In June 2012, it set up a Resource Efficiency Platform in a bid to set new standards for more efficient use of resources in the EU. The platform has been divided into three working groups:
- Circular economy;
- Setting objectives and measuring progress;
- Framework conditions for investment in resource efficiency.
Indicators and targets are needed in all these three groups and hence the next meeting of the platform, on 14 December, will focus mainly on discussing and possibly drawing up a set of indicators. Stakeholders have already sent the platform around 170 responses to the initially proposed indicators.
The European Recovered Paper Council (ERPC) announced yesterday (28 August) that European paper recycling rates rose some 30% over the past 20 years, to 71.7% in 2012. This made paper the most recycled material in Europe.
Paper fibre was reused on average 3.5 times a year in Europe compared to 2.4 times in the rest of the world, the report said.
EU paper consumption dropped by 13% to the 1998 level but that the amount of recycled paper was 1.5 times higher, a "remarkable achievement", the ERPC said.
But while the trend appears good for paper, Europe’s potential to recycle many other materials may be being wasted.
Ariadna Rodrigo, resource use campaigner at Friends of the Earth Europe (FOEE), said in an email: "The EU has achieved high recycling rates for paper in recent years which shows that recycling is perfectly possible.

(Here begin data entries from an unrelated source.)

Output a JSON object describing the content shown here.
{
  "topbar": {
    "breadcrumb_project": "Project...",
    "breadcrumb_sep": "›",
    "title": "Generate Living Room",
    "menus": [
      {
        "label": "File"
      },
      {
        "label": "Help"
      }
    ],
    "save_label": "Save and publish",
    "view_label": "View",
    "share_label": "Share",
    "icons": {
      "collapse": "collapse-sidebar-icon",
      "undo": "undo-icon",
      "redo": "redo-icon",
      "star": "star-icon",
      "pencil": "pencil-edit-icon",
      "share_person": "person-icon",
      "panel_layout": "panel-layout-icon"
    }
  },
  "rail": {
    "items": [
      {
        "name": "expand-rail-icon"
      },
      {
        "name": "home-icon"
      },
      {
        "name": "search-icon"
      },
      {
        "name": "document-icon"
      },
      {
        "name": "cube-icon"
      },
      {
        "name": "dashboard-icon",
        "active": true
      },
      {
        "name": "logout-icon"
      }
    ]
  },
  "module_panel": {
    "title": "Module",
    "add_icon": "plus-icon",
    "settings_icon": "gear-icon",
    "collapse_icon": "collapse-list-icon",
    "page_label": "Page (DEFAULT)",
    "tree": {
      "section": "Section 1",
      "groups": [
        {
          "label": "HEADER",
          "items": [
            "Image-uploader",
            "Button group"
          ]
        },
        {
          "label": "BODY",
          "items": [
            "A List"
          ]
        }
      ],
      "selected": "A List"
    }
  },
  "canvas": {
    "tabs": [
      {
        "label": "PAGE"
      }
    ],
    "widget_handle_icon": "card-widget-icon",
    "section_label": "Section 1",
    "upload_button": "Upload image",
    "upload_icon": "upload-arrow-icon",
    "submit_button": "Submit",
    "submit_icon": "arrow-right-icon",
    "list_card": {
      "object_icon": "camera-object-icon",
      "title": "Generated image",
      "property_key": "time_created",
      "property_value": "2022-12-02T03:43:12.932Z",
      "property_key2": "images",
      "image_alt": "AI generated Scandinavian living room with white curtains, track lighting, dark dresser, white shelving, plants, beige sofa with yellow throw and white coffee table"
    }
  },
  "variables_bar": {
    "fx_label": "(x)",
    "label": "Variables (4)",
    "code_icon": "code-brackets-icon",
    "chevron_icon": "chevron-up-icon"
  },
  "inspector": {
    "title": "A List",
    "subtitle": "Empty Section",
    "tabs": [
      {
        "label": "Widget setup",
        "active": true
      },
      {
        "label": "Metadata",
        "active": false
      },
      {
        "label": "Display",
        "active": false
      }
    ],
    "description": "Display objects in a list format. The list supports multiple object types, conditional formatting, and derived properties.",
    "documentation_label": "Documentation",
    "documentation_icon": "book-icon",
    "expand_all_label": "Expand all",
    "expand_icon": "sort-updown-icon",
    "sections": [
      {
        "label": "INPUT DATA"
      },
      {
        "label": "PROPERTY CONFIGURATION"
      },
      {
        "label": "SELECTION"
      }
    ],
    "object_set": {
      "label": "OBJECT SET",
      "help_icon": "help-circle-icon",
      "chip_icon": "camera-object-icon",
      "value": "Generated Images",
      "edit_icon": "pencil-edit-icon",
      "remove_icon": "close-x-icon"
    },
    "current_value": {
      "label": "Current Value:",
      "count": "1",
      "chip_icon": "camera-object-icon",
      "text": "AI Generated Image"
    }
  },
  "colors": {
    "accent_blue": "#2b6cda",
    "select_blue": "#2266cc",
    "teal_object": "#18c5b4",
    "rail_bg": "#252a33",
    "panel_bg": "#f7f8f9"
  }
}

But other high-value materials which could be recycled are being burned or sent to landfill”.
A recent study by the environmental NGO showed that Europe still landfilled and incinerated 60% of its overall waste.
Whereas there were 13 countries with paper recycling rates that regularly exceeded 70%, there were significant discrepancies across the European Union. But the number of European countries with a recycling rate below 60% also decreased, the ERPC said.
The ERPC is involved in EU-funded projects to increase paper recycling especially in Central Europe, for example by improving collection systems.
But countries such as Bulgaria and Romania still dump or incinerate some 99% of their overall waste, according to the FOEE.
The European Commission’s environment DG has launched a number of initiatives aimed at cutting waste and increasing resource efficiency in Europe, including a recent public consultation on plastic waste.
In 2014, the European Commission is set to review EU recycling targets. Rodrigo called for them to be ramped up.
“They should massively increase the targets for all countries to reflect that 70% recycling of all materials - not only paper - is possible. For example, Flanders already recycles more than 70% of its municipal waste which proves it can be done,” she said.
The EU's 2008 Waste Framework Directive calls for recycling of at least 50% of household waste by 2020.
Commenting on the results of the report, ERPC Secretary Jori Ringman-Beck said: “The European paper value chain devotes huge efforts year after year to simplify paper recycling for citizens and consumers in offices and at home. The figures in the report prove that paper recycling is truly an industry “made in Europe”. And in line with EU policies it needs to be safeguarded to remain so.”